Scientists at the Max Planck Institute have successfully isolated prehistoric human DNA from loose soil samples from Denisova Cave in Siberia, Russia. This is the first map showing when hominids used the cave in the past 300,000 years.
Earlier, a bone of a thirteen-year-old girl was found in the cave, which contains DNA from a Neanderthal father as well as genetic material from a mother Denisova. So a hybrid, or as Leyden archaeologist Wil Roebroeks puts it: “In fact, we are all garbage cans”.
Researcher Elena Zavala from the Max Planck Institute in Leipzig is leading the operation. Extracting human DNA from the soil is very difficult. Using the most modern machines and techniques, we have succeeded in isolating DNA from small pieces of soil.
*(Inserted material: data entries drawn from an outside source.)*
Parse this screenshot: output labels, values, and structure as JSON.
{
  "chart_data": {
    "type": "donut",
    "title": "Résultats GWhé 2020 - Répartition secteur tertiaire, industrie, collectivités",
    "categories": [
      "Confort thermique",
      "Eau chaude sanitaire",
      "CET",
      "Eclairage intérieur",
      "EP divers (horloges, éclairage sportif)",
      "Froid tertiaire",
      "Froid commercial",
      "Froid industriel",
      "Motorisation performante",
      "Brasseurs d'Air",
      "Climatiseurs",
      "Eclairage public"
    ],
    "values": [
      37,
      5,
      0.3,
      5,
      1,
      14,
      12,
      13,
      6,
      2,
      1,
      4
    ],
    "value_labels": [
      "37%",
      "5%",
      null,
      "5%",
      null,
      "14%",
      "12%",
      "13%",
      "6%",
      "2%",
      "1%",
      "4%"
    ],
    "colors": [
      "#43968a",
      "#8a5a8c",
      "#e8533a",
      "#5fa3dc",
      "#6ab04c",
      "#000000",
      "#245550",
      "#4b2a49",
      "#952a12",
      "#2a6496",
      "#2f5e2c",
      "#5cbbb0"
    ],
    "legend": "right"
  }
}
The soil contains microscopic fragments of urine, poo and bone particles.
“We actually have some kind of magnet that captures the bits of DNA we want in the material soup,” Zavala explains.
Teaspoons of soil
The technology of harvesting human DNA from soil samples has a great future. Next week, a team of archaeologists will visit a cave in Dordogne, France, to trace how modern humans came to be in Europe. Was this a move to our regions or did new groups join early modern humans all the time? Since you don’t need skeletons to demonstrate human presence, just a teaspoon of soil, the expectations are high.
Either way, scientists will be busy for decades analyzing data from Denisova Cave. Archaeologist Wil Roebroek: “My profession is much more fun than forty years ago.